While researching Latin restaurants for my review of Sabor Latino ("A Lot to Like," November 3), I stumbled across a place that immediately rocketed to the top of my personal gastronaut hit list. Taco Loco, at 2284 South Chambers Road in Aurora, is one of those archetypal strip-mall Mexican operations with a half-dozen uncomfortable plastic booths, advertisements for Enramex and cheap phone cards with pictures of the Virgin of Guadalupe, and a small counter covered with handwritten menus and offers of tamales, pupusas, tacos and greasy pork sandwiches, all for just a couple of bucks apiece.

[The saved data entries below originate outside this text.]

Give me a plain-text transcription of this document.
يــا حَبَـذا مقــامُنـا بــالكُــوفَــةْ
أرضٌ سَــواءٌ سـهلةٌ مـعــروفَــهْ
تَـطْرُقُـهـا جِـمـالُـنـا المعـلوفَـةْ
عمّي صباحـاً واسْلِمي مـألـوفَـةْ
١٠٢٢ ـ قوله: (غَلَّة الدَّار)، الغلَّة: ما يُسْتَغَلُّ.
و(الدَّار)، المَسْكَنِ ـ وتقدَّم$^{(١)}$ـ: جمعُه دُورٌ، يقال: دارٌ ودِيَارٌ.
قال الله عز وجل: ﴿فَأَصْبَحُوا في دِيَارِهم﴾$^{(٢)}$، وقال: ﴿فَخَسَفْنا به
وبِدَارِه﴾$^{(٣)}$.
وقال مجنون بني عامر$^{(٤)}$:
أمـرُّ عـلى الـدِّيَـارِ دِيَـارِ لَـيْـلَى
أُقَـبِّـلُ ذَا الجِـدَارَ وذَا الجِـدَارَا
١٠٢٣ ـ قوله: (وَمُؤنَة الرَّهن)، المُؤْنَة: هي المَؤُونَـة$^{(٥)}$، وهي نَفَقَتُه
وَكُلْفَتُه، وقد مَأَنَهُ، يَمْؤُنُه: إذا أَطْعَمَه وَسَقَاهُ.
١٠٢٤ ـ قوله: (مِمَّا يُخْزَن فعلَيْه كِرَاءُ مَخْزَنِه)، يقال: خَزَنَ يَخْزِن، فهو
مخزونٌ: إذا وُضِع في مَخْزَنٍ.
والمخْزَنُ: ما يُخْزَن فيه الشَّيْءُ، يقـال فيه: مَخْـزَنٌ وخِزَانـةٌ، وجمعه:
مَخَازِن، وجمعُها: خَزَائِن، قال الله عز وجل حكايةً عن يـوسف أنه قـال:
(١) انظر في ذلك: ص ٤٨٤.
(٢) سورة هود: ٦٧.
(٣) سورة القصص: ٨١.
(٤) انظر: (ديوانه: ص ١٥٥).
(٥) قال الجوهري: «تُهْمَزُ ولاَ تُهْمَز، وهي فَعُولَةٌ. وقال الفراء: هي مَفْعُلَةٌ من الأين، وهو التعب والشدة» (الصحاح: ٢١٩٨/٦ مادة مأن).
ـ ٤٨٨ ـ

In other words, exactly my kind of place. Taco Loco features a mix of Latin American cuisines, leaning heavily on the Mexican but also encompassing Peruvian, Salvadoran, Costa Rican and -- oddly -- Cuban street food. I had two fantastic desebrado tacos, with thin corn tortillas wrapped around meat that had been shredded and flash-seared on a hot grill until it developed a caramelized skin of crisp, fatty beef around all the tender, juicy beef inside. The carne asada was fresh and chewy and did better as finger food than in a taco (it kept falling out of the tortilla). The lomo del puerco torta was as big as a football, with spicy pulled pork crammed inside a small loaf of dense, crumbly, larded bread. And because the kitchen was offering a Cuban sandwich, I had to order that, too. It turned out to be thick-cut fried pork cutlets over a mass of cheese and guac and God only knows what else, with what tasted like a fried egg gumming everything together. If all that wasn't enough, Taco Loco also has a small but well-kept salsa-and-toppings bar set off to one side of the crowded dining room -- essentially just a kitchen cold table with all of its inserts filled with chiles, pico, onions and a variety of fresh salsas.

Here's the thing, though: I spotted people eating dishes at Taco Loco that I hadn't seen listed anywhere. It seems to survive on the trade of regulars who all seem to understand the strange flow of specials and scrawled menus and offers written on sheets of construction paper hanging near the register; only on my way out the door did I spy a small stack of printed menus that featured a lot of South American lunch plates, rice and beans, pl´tanos con crema (fried plantains topped with sweet cream, which I always see offered at these kinds of places a little too late), and all sorts of entrees that sounded great.

Still, Taco Loco is a wonderful little place -- hidden at the back end of the strip mall in a weird spot next door to a Mexican carnicería -- and the service was quick, friendly and very forgiving of my choppy Spanish. I'm already planning my return, when I'll order off the newest-looking sheets of construction paper (because those will no doubt be the specials the cook thought of most recently, and therefore the ones he's most excited about) and maybe throw in a normal lunch order, too. With prices this low, you just can't go wrong.

Leftovers: Sadly, longtime Swiss-Italian bistro Dario's seems to have finally surrendered. I liked the place ("Send in the Crowds," July 1, 2004), but it was never able to draw the kind of crowds now flocking to the Thin Man, St. Mark's and Milagro Taco Bar just down the street. When I drove by 2011 East 17th Avenue, the space was dark, and the phone is disconnected.